Scotland says ‘yes’ to PrEP

Scotland is the first nation to make PrEP available in the UK.

PrEP Scotland flag edit

In just a couple of weeks we will also have an announcement in Wales – let’s hope it is as positive. I’m annoyed at my ignorance but I don’t even know what’s happening in Northern Ireland and a quick ‘Google’ isn’t answering the question. Meanwhile in England we’re still awaiting the start date of another trial – although in reaction to the news today a statement was released:

‘Considerable progress has been made in preparing for the HIV pre-exposure prophylaxis (PrEP) trial that was announced by NHS England and PHE last December’

Apparently it will start by summer 2017. I can’t help but think NHS England may wish for a late one, after all we’re already a third of the way through April, summer really isn’t that far away.

Scotland is often known for being first when it comes to HIV drugs. With many examples of approval of medication for people living with HIV occurring before England and Wales. I’d be lying if I said I hadn’t been jealous, particularly when I was on my old combinations with an awful stomach and a 4-pill daily ‘burden’ knowing friends north of the border were on the very latest ‘one a day’ with supposedly low side effect profiles.

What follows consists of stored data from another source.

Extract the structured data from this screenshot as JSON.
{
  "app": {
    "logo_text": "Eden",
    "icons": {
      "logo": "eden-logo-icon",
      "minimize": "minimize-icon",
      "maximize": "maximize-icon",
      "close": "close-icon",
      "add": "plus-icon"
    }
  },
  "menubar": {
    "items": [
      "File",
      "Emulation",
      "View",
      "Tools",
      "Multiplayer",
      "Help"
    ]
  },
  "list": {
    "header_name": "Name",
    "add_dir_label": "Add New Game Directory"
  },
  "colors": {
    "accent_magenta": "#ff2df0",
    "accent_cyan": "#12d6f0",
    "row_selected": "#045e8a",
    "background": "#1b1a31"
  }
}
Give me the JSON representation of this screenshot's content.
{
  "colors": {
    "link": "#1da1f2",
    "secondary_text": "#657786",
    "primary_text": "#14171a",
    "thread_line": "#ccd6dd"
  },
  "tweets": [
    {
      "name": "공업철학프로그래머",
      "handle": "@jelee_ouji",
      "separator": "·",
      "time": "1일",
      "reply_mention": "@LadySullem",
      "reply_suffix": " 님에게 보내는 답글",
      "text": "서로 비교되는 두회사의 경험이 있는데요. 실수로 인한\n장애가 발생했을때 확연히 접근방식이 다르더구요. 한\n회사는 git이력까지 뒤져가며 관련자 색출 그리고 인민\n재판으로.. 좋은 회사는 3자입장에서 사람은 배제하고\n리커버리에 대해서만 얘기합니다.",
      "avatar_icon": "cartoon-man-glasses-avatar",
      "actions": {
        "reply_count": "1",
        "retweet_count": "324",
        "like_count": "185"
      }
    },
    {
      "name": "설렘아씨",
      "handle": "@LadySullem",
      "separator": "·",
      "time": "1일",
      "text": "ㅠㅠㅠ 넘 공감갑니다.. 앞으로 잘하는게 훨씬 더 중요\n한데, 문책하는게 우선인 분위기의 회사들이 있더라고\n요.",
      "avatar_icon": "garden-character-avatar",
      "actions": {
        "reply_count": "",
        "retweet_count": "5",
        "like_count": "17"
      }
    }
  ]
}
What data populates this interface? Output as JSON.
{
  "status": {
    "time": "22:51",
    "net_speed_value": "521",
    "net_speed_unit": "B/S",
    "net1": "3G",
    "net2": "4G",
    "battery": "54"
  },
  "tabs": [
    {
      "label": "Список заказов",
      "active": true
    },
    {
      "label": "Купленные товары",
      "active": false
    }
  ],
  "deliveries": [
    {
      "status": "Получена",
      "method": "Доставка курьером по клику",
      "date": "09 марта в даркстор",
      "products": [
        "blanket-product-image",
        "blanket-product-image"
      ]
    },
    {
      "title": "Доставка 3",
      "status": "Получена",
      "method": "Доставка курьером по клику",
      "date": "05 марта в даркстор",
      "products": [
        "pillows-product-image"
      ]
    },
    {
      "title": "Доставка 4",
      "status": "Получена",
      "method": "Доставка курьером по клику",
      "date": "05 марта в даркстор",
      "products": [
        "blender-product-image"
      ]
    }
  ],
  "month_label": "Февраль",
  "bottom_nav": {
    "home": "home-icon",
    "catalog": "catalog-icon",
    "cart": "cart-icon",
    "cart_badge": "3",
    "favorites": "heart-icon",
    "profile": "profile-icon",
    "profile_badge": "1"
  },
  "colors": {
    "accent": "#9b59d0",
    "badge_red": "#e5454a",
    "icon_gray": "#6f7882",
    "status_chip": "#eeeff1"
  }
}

But there is a difference here – I still received effective antiretroviral therapy that worked. Thanks to the NHS I supressed my viral load within six months of my diagnosis and I’ve lived as both a happy and healthy person. People in England aren’t receiving a [perceived] subpar version of PrEP. They’re currently not getting anything. Their questions about the trial left largely unanswered. Worst still, those who want to protect themselves against HIV are having to pay for PrEP online out of their own pocket.

The news today exacerbates a postcode lottery that already exists in the UK when it comes to sexual health and the impact that has on the communities living with and affected by HIV.

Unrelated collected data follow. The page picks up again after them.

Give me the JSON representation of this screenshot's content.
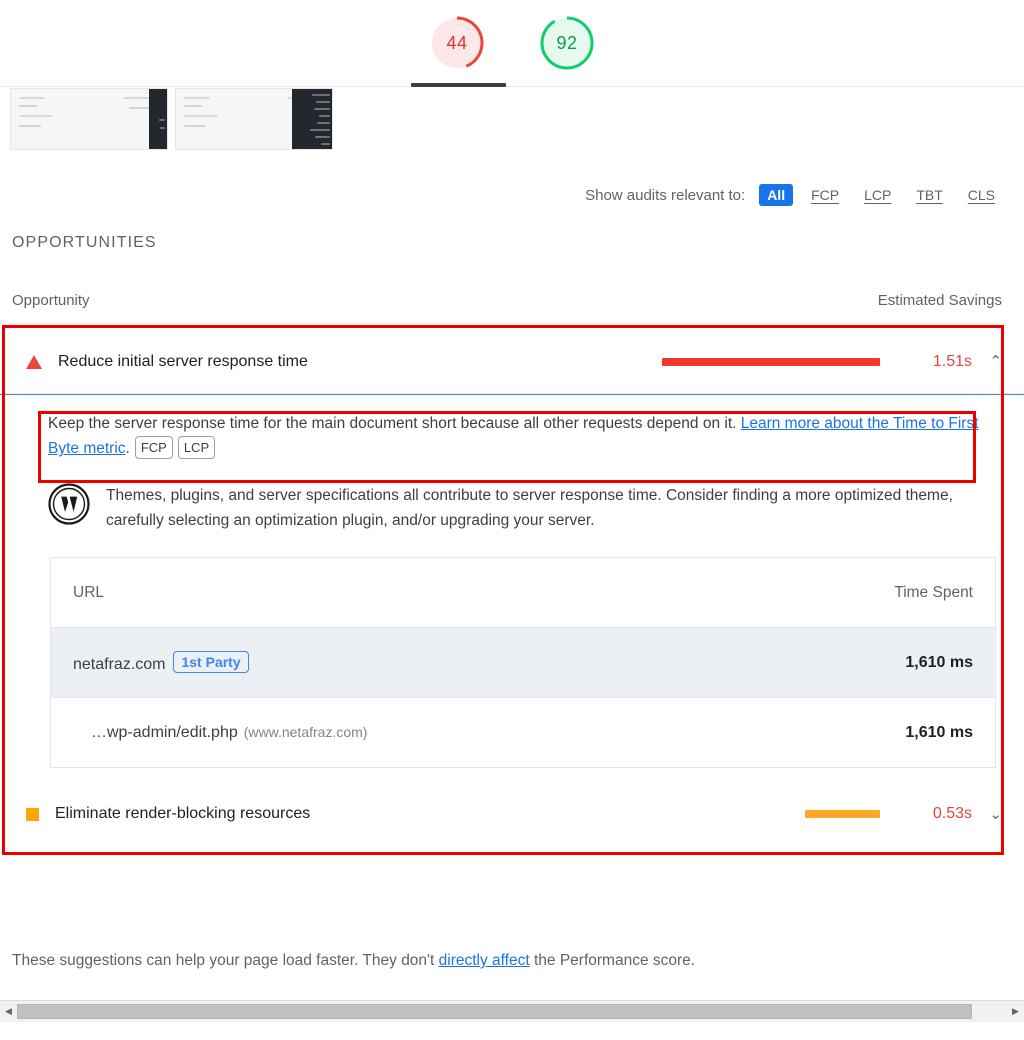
{
  "scores": [
    {
      "name": "performance-score",
      "value": "44",
      "color": "#e33030",
      "track": "#fce8e8",
      "percent": 44,
      "active": true
    },
    {
      "name": "accessibility-score",
      "value": "92",
      "color": "#0c9c4c",
      "track": "#e7f8ee",
      "percent": 92,
      "active": false
    }
  ],
  "filter": {
    "label": "Show audits relevant to:",
    "chips": [
      {
        "label": "All",
        "active": true
      },
      {
        "label": "FCP",
        "active": false
      },
      {
        "label": "LCP",
        "active": false
      },
      {
        "label": "TBT",
        "active": false
      },
      {
        "label": "CLS",
        "active": false
      }
    ],
    "active_color": "#1a73e8"
  },
  "section": {
    "title": "OPPORTUNITIES",
    "col_opportunity": "Opportunity",
    "col_savings": "Estimated Savings"
  },
  "opportunities": [
    {
      "title": "Reduce initial server response time",
      "savings": "1.51s",
      "severity": "error",
      "severity_color": "#e8453c",
      "expanded": true,
      "chevron": "⌃",
      "description_part1": "Keep the server response time for the main document short because all other requests depend on it. ",
      "description_link": "Learn more about the Time to First Byte metric",
      "description_part2": ".",
      "metric_pills": [
        "FCP",
        "LCP"
      ],
      "stackpack": {
        "icon": "wordpress-icon",
        "text": "Themes, plugins, and server specifications all contribute to server response time. Consider finding a more optimized theme, carefully selecting an optimization plugin, and/or upgrading your server."
      },
      "table": {
        "columns": [
          "URL",
          "Time Spent"
        ],
        "rows": [
          {
            "url": "netafraz.com",
            "badge": "1st Party",
            "host": "",
            "time": "1,610 ms",
            "alt": true,
            "indent": false
          },
          {
            "url": "…wp-admin/edit.php",
            "badge": "",
            "host": "(www.netafraz.com)",
            "time": "1,610 ms",
            "alt": false,
            "indent": true
          }
        ]
      }
    },
    {
      "title": "Eliminate render-blocking resources",
      "savings": "0.53s",
      "severity": "warning",
      "severity_color": "#ffa400",
      "expanded": false,
      "chevron": "⌄"
    }
  ],
  "footnote": {
    "part1": "These suggestions can help your page load faster. They don't ",
    "link": "directly affect",
    "part2": " the Performance score."
  },
  "scrollbar": {
    "left_arrow": "◀",
    "right_arrow": "▶"
  }
}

Services aren’t the same, for example HIV care can be attached to different types of clinics, and those centres can have different access to specialists such as nutritionists or psychotherapists or none whatsoever.

And when we can’t compare care in one end of the country to another it, or even from one location in a city to another, it makes it all the more harder to offer support, especially peer-to-peer, and to have a united patient voice. How do you sign-post what happens next? How do you take that person on a journey of reassurance?

It divides and isolates communities’ understanding of a situation and therefore, their response to problems. People with long-term conditions including HIV potentially remain silent when it comes to problems in our care out of the sheer confusion of structures, bureaucracy and jargonised language that our health service appears to thrive off.

The news today for Scotland should be welcomed, it is fantastic that the country has the foresight to protect people against HIV. We can’t allow for any further unnecessary infections to occur. This brilliant achievement must unite us and strengthen our resolve to see PrEP introduced in the other nations of the UK.